Please note that this session was withdrawn and is no longer available in the respective programme. This withdrawal might have been the result of a merge with another session.

NH10.3 | Connecting hazards, risks and impacts: pathways for systems thinking approaches
Connecting hazards, risks and impacts: pathways for systems thinking approaches
Convener: Taís Maria Nunes CarvalhoECSECS | Co-conveners: Alessia MatanoECSECS, Jakob Zscheischler, Anastasiya ShyrokayaECSECS, Michael Hagenlocher

The complex, dynamic nature of the interactions between natural and human systems calls for a systemic perspective when assessing hazards and the multiple, often interconnected risks associated with them as well as when designing solutions to reduce adverse impacts. While major advancements have been made over the last years in developing methods for risk and impact assessments, gaps persist when it comes to grasping the complexity of systemic risks and impacts linked to hazards and shocks and translating that knowledge into practical action and policy.

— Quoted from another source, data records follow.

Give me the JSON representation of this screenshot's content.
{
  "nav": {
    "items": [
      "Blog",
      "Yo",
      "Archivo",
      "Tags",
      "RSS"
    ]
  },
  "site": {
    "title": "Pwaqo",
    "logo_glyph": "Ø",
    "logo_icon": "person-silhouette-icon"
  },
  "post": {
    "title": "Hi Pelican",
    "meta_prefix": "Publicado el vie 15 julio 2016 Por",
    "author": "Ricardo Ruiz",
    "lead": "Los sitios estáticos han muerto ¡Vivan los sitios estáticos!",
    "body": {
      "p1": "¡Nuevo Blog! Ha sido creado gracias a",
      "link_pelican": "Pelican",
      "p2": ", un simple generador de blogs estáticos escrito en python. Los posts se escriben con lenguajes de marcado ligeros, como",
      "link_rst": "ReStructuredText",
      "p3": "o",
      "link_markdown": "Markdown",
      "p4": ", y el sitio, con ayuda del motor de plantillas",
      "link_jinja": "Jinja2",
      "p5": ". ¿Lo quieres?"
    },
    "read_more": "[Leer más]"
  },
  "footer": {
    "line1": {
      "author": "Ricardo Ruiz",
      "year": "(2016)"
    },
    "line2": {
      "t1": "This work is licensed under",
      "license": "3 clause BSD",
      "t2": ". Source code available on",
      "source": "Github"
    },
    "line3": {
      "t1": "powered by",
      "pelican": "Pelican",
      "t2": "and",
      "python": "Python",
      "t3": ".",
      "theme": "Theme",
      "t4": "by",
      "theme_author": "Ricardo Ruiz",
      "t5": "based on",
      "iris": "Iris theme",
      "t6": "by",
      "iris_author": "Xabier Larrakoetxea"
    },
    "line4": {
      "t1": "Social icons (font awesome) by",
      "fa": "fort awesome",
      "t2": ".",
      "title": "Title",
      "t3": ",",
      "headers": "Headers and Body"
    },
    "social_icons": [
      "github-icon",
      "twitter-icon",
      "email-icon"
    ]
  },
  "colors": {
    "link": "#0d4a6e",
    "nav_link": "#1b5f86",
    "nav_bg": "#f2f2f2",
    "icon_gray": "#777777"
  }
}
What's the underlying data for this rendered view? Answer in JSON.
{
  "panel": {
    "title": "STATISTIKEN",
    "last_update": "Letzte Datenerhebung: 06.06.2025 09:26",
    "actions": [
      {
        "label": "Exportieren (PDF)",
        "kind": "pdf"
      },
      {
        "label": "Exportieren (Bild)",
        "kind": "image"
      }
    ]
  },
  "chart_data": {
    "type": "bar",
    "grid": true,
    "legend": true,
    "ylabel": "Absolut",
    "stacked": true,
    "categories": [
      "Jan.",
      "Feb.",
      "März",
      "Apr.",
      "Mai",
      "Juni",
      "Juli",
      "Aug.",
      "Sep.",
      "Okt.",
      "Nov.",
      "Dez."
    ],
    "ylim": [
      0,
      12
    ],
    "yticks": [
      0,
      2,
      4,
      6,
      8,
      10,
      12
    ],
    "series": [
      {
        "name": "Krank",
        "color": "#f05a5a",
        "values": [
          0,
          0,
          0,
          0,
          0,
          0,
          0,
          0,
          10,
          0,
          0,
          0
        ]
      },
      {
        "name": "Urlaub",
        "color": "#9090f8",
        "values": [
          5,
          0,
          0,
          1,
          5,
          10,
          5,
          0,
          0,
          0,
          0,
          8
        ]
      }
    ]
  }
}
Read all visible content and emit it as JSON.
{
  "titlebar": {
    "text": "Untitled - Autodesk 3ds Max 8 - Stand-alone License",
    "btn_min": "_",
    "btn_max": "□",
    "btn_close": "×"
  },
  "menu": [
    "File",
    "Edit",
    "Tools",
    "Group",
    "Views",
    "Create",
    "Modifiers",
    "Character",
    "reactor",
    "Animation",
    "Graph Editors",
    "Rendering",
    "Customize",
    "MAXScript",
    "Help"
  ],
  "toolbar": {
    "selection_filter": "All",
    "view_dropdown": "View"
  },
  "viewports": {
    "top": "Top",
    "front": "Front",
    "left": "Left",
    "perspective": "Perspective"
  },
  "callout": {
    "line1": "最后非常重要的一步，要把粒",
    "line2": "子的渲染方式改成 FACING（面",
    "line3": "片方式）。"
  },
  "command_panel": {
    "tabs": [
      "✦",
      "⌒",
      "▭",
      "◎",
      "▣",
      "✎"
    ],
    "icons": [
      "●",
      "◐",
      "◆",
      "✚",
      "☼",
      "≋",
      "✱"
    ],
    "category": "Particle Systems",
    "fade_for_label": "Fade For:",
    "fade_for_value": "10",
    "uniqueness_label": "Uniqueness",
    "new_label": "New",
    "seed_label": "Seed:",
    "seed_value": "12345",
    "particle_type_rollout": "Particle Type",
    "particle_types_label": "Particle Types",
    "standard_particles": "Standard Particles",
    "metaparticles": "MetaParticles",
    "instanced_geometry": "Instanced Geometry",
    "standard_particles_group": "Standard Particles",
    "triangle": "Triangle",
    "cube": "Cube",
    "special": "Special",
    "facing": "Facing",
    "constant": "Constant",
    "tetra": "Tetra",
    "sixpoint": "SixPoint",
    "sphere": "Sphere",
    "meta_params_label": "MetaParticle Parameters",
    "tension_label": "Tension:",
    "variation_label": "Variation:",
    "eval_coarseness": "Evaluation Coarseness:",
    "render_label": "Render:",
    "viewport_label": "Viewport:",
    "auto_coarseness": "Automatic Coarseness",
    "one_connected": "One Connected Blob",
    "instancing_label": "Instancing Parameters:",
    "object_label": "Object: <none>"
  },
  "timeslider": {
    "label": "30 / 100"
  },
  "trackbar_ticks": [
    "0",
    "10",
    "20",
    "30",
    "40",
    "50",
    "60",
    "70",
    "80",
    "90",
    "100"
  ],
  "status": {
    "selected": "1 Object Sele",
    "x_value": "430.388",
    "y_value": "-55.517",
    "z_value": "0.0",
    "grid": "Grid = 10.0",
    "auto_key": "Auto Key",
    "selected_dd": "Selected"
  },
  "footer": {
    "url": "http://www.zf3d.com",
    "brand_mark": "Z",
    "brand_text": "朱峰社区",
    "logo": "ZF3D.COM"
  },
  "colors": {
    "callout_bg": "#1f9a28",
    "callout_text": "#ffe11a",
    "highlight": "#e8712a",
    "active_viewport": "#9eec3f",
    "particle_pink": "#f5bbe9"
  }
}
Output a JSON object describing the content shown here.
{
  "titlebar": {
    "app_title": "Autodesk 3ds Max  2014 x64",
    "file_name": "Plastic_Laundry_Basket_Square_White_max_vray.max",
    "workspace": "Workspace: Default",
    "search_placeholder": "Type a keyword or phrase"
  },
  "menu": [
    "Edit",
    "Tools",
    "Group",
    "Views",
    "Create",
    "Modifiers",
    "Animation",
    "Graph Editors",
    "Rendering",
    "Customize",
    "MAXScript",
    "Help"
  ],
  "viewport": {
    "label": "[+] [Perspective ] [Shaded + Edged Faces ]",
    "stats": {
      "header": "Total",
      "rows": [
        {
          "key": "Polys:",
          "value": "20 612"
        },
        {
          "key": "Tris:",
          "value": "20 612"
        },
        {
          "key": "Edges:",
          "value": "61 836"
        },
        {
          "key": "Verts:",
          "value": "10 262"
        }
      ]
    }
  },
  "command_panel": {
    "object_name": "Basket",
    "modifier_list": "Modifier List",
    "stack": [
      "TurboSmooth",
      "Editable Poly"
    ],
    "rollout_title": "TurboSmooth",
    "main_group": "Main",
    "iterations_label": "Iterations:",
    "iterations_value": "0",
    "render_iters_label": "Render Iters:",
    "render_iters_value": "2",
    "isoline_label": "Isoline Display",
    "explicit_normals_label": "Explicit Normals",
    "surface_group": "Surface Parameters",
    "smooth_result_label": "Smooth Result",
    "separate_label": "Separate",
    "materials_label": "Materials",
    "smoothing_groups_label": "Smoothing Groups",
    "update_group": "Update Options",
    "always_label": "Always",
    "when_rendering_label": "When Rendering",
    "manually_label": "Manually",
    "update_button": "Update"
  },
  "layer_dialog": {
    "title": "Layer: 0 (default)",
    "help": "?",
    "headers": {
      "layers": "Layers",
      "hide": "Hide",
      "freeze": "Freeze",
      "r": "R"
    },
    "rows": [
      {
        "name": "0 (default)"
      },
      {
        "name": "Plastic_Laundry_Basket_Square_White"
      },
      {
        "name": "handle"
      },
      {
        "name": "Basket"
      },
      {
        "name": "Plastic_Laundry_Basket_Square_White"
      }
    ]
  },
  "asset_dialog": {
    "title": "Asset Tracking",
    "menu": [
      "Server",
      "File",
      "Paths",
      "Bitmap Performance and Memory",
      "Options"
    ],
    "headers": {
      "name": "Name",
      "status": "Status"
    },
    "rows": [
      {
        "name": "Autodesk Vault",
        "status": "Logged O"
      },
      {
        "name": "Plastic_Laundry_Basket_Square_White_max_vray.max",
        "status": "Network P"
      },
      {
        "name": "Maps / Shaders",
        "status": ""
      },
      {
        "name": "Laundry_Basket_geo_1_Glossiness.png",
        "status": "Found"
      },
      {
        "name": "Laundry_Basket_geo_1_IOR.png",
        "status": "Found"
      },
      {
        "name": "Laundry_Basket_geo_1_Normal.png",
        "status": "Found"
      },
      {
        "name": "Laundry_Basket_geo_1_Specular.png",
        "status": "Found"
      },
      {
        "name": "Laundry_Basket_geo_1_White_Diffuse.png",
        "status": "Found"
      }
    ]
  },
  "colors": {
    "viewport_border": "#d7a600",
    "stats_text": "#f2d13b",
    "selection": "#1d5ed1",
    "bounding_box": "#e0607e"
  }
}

This session invites innovative research on the relationships between hydrometeorological hazards (e.g., drought, floods, heatwaves, hurricanes), systems vulnerabilities and compounding, cascading or systemic socioeconomic and environmental impacts. We welcome conceptual, methodological and empirical contributions that (i) identify causal chains and feedback loops between hazards, risks and impacts, (ii) propose innovative methods (qualitative and
quantitative) to identify cause-effect relationships between hazards, risks and impacts in time and/or space, (iii) analyze how climate variability and socioeconomic factors influence the co-occurrence of hazards/impacts, systems vulnerabilities and their cascading propagation within and across natural and human systems, (iv) propose methods to transfer this knowledge and incorporate it into decision-making processes and risk management policies, including strategies to communicate and better visualize causal relationships, and (v) make an effort to couple these cause-effect loops into climate and hydrological models.